Beautiful Monsters: Look Away if You Can
Andrea Mantegna, Battle of the Sea Gods (left side) [c. 1485‑88], engraving on laid paper, 28 x 42.7 cm. NGC
They are often the “misshapen pearls” of society, folklore and fancy. They warn of doom, Hell and lost souls. As much as they terrify or repel, however, we cannot look away from these beautiful monsters.
“I went back to the original meaning of ‘baroque’, which refers to misshapen pearls. That led me to thinking about other deformed objects,” says Sonia Del Re, curator of Beautiful Monsters: Beasts and Fantastic Creatures in Early European Prints. The exhibition opened at the Art Gallery of Alberta in October, and is on loan from the National Gallery until March 3, 2013.
“I realized that the National Gallery has numerous representations of fantastical creatures, whether they are mythological or part of apocalyptic narratives. That’s how it all started.”
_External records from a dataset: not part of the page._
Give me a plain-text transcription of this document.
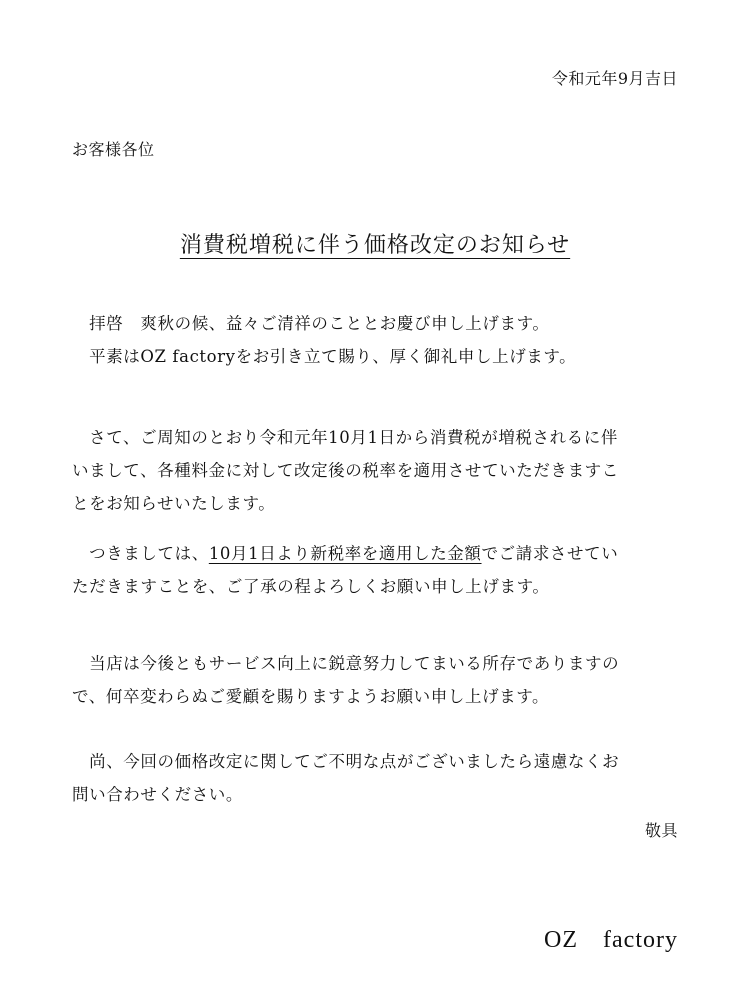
令和元年9月吉日
お客様各位
消費税増税に伴う価格改定のお知らせ

　拝啓　爽秋の候、益々ご清祥のこととお慶び申し上げます。
　平素はOZ factoryをお引き立て賜り、厚く御礼申し上げます。

　さて、ご周知のとおり令和元年10月1日から消費税が増税されるに伴
いまして、各種料金に対して改定後の税率を適用させていただきますこ
とをお知らせいたします。

　つきましては、10月1日より新税率を適用した金額でご請求させてい
ただきますことを、ご了承の程よろしくお願い申し上げます。

　当店は今後ともサービス向上に鋭意努力してまいる所存でありますの
で、何卒変わらぬご愛顧を賜りますようお願い申し上げます。

　尚、今回の価格改定に関してご不明な点がございましたら遠慮なくお
問い合わせください。

敬具
OZ　factory
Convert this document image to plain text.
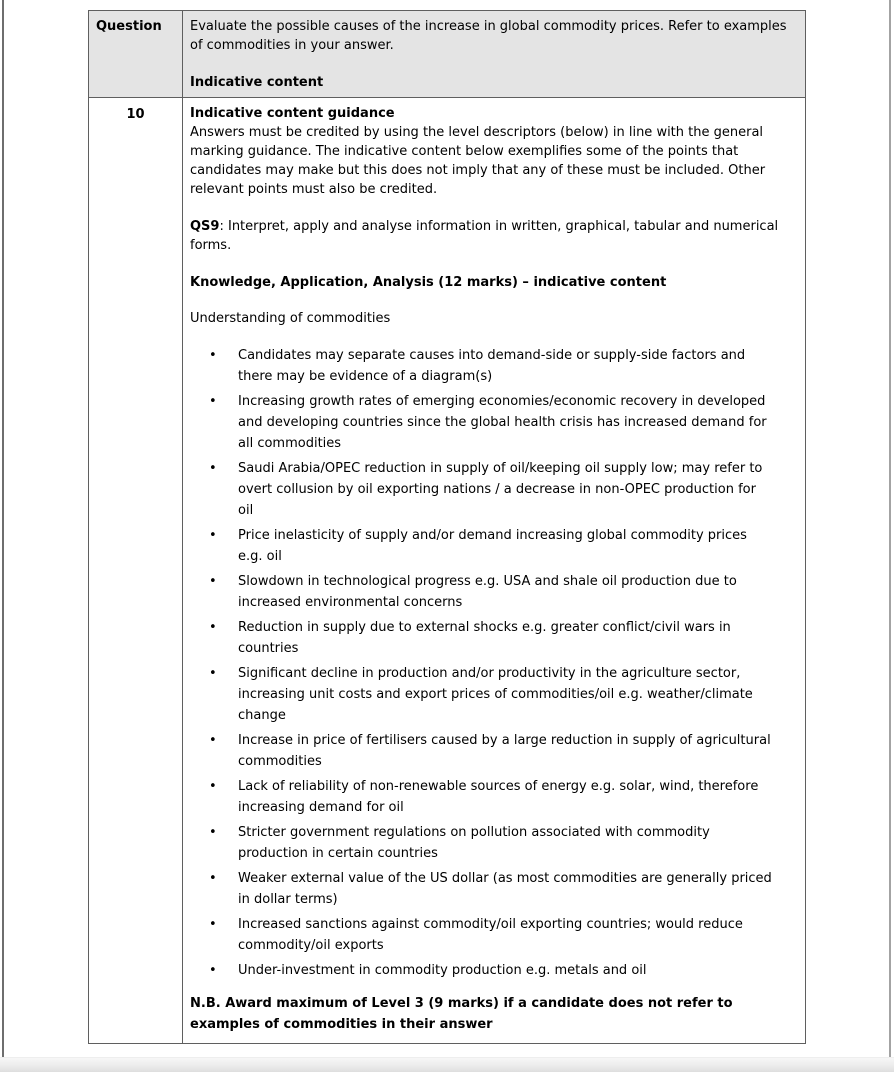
Question	Evaluate the possible causes of the increase in global commodity prices. Refer to examples of commodities in your answer.

Indicative content

10	Indicative content guidance

Answers must be credited by using the level descriptors (below) in line with the general marking guidance. The indicative content below exemplifies some of the points that candidates may make but this does not imply that any of these must be included. Other relevant points must also be credited.

QS9: Interpret, apply and analyse information in written, graphical, tabular and numerical forms.

Knowledge, Application, Analysis (12 marks) – indicative content

Understanding of commodities

• Candidates may separate causes into demand-side or supply-side factors and there may be evidence of a diagram(s)
• Increasing growth rates of emerging economies/economic recovery in developed and developing countries since the global health crisis has increased demand for all commodities
• Saudi Arabia/OPEC reduction in supply of oil/keeping oil supply low; may refer to overt collusion by oil exporting nations / a decrease in non-OPEC production for oil
• Price inelasticity of supply and/or demand increasing global commodity prices e.g. oil
• Slowdown in technological progress e.g. USA and shale oil production due to increased environmental concerns
• Reduction in supply due to external shocks e.g. greater conflict/civil wars in countries
• Significant decline in production and/or productivity in the agriculture sector, increasing unit costs and export prices of commodities/oil e.g. weather/climate change
• Increase in price of fertilisers caused by a large reduction in supply of agricultural commodities
• Lack of reliability of non-renewable sources of energy e.g. solar, wind, therefore increasing demand for oil
• Stricter government regulations on pollution associated with commodity production in certain countries
• Weaker external value of the US dollar (as most commodities are generally priced in dollar terms)
• Increased sanctions against commodity/oil exporting countries; would reduce commodity/oil exports
• Under-investment in commodity production e.g. metals and oil

N.B. Award maximum of Level 3 (9 marks) if a candidate does not refer to examples of commodities in their answer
The exhibition brings together approximately 50 European prints from the fifteenth, sixteenth and seventeenth centuries, all drawn from the National Gallery’s collection of etchings, engravings and woodcuts. The creatures, beasts and human forms range from handsome to hideous, real to fictitious, strange to surprising.
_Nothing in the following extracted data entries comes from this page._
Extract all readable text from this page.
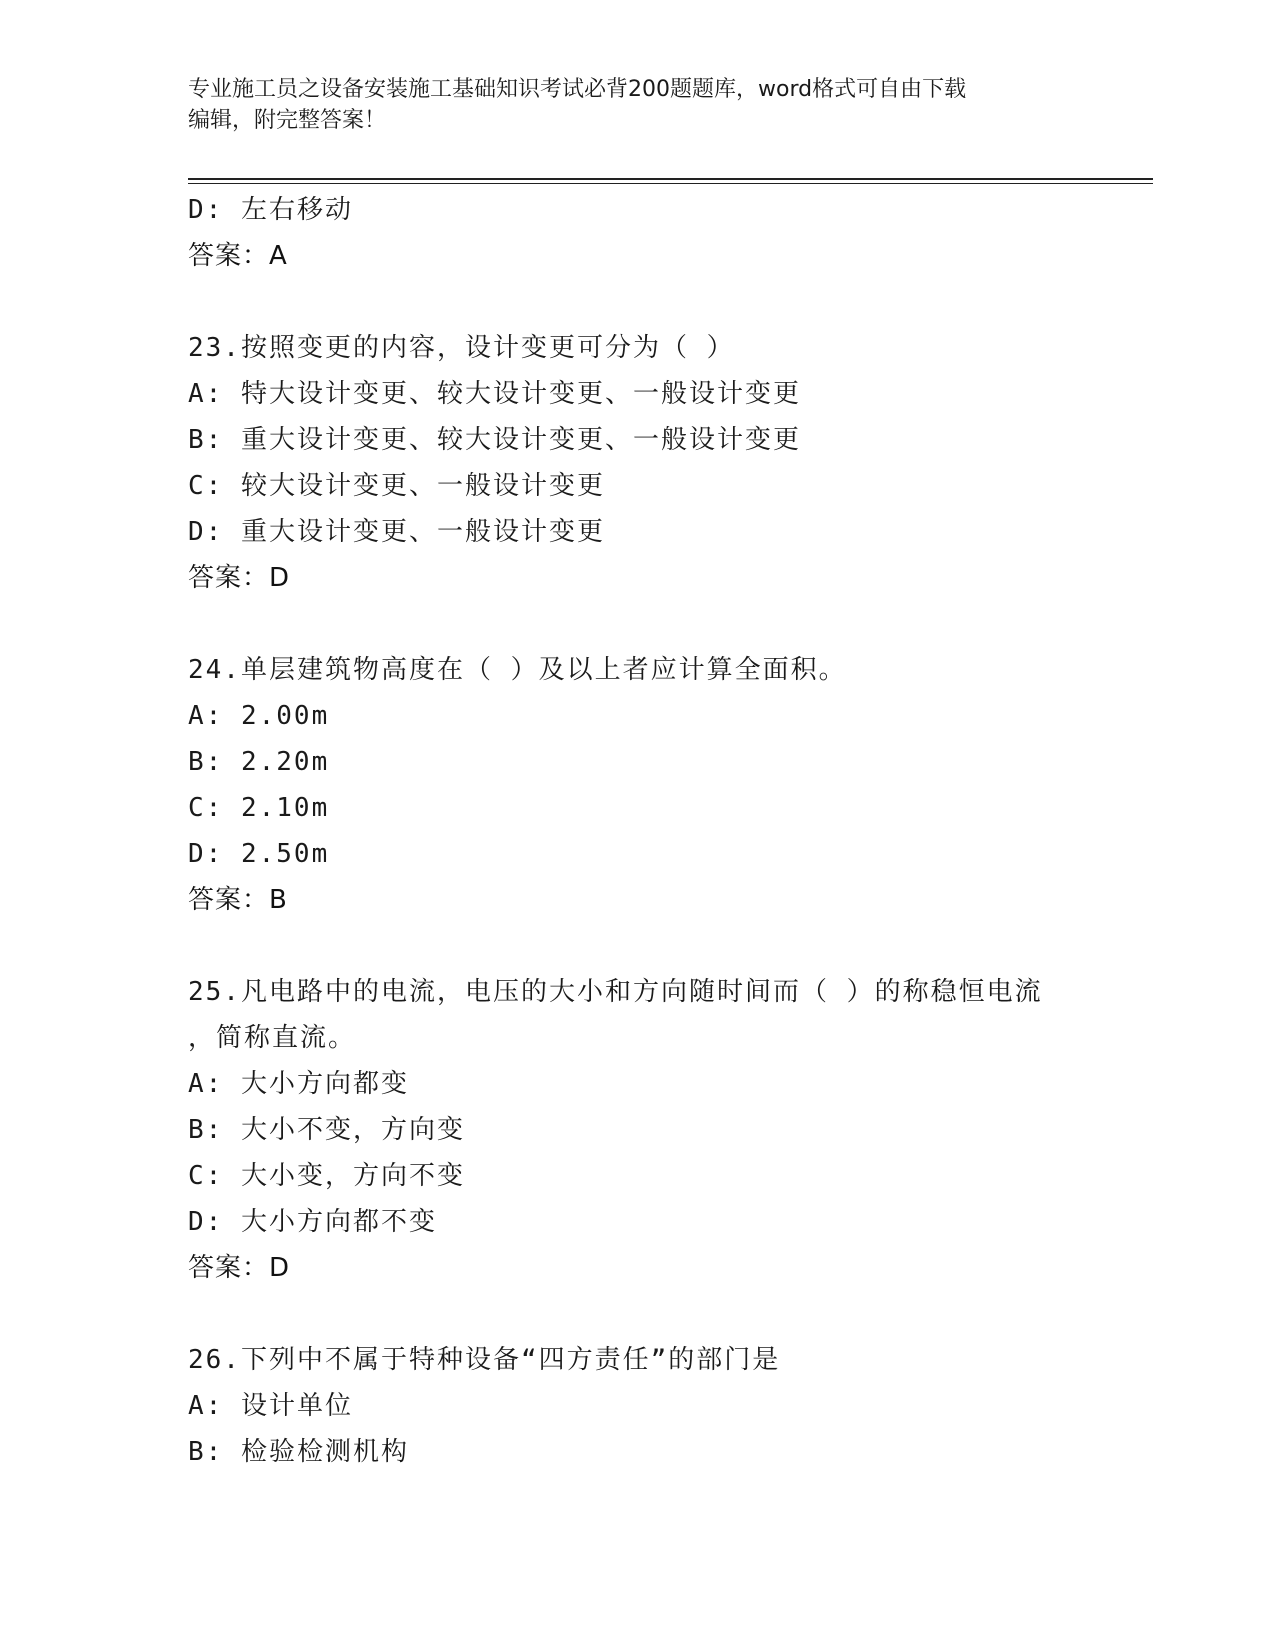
专业施工员之设备安装施工基础知识考试必背200题题库，word格式可自由下载
编辑，附完整答案！
D: 左右移动
答案：A
23.按照变更的内容，设计变更可分为（ ）
A: 特大设计变更、较大设计变更、一般设计变更
B: 重大设计变更、较大设计变更、一般设计变更
C: 较大设计变更、一般设计变更
D: 重大设计变更、一般设计变更
答案：D
24.单层建筑物高度在（ ）及以上者应计算全面积。
A: 2.00m
B: 2.20m
C: 2.10m
D: 2.50m
答案：B
25.凡电路中的电流，电压的大小和方向随时间而（ ）的称稳恒电流
，简称直流。
A: 大小方向都变
B: 大小不变，方向变
C: 大小变，方向不变
D: 大小方向都不变
答案：D
26.下列中不属于特种设备“四方责任”的部门是
A: 设计单位
B: 检验检测机构
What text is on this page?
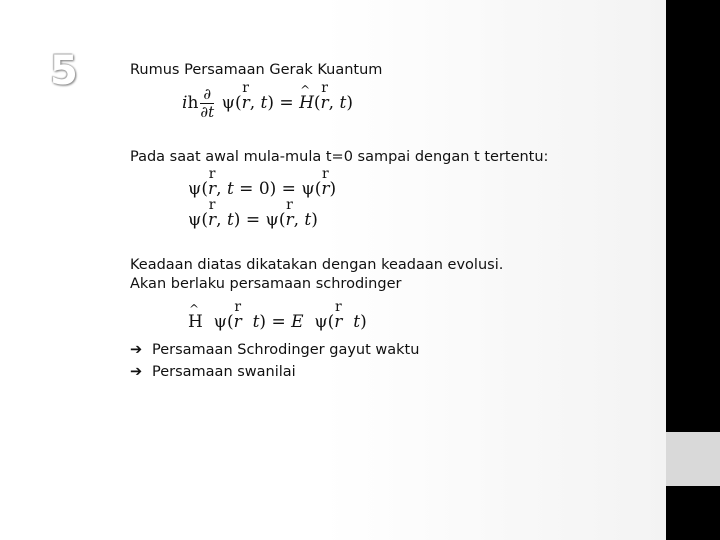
5	Rumus Persamaan Gerak Kuantum
ih $\frac{\partial}{\partial t} \psi$(
r
r, t) = ^ H(
r
r, t)
Pada saat awal mula-mula t=0 sampai dengan t tertentu:
ψ(
r
r, t = 0) = ψ(
r
r)
ψ(
r
r, t) = ψ(
r
r, t)
Keadaan diatas dikatakan dengan keadaan evolusi.
Akan berlaku persamaan schrodinger
^ H  ψ(
r
r t) = E  ψ(
r
r t)
➔ Persamaan Schrodinger gayut waktu
➔ Persamaan swanilai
Del Re also delved into the Latin root of the word “monster” for inspiration and insight. “It’s from the Latin verb monstro, which means to show itself. I thought that was interesting, because it suggests that something bad is about to happen. So it’s not only about legends and things that exist in our minds alone, but also about reality, the world in which we live, and how we conceive of that world.”
The exhibition is divided into five themes: religious chimeras, mythological creatures, sea monsters, war horses and decorative motifs.
“A few of these prints feature designs for tableware: motifs that would be engraved on everyday objects,” she says. “Other prints were collected by the upper classes. The Albrecht Dürer prints, for example, were not all accessible to everyday folks. It depends on the function of the object.”
The themes and images are frequently violent, yet are beautifully rendered with the utmost skill. “The ‘beautiful' in the exhibition’s title is partly about the aesthetic experience of looking at these master prints. It is also about the artists demonstrating their ‘bravura’ and showing their talent, showcasing not only their imaginative power but also their technical prowess,” says Del Re. “They’re producing these often disgusting, vile figures, yet they do it in a beautiful way.”
Del Re says that some prints, such as Andrea Mantegna’s famous Battle of the Sea Gods, depict mythological or allegorical themes. Others, like The Whore of Babylon by Dürer have a more moralistic message. Regardless of the theme, tone or meaning, however, we find it hard to look away.
“It’s that push-pull relationship we have with the Other, with the unknown, that is the true subject of this show” adds Del Re. “Monsters embody certain anxieties and tensions. That’s why we’re fascinated by them.”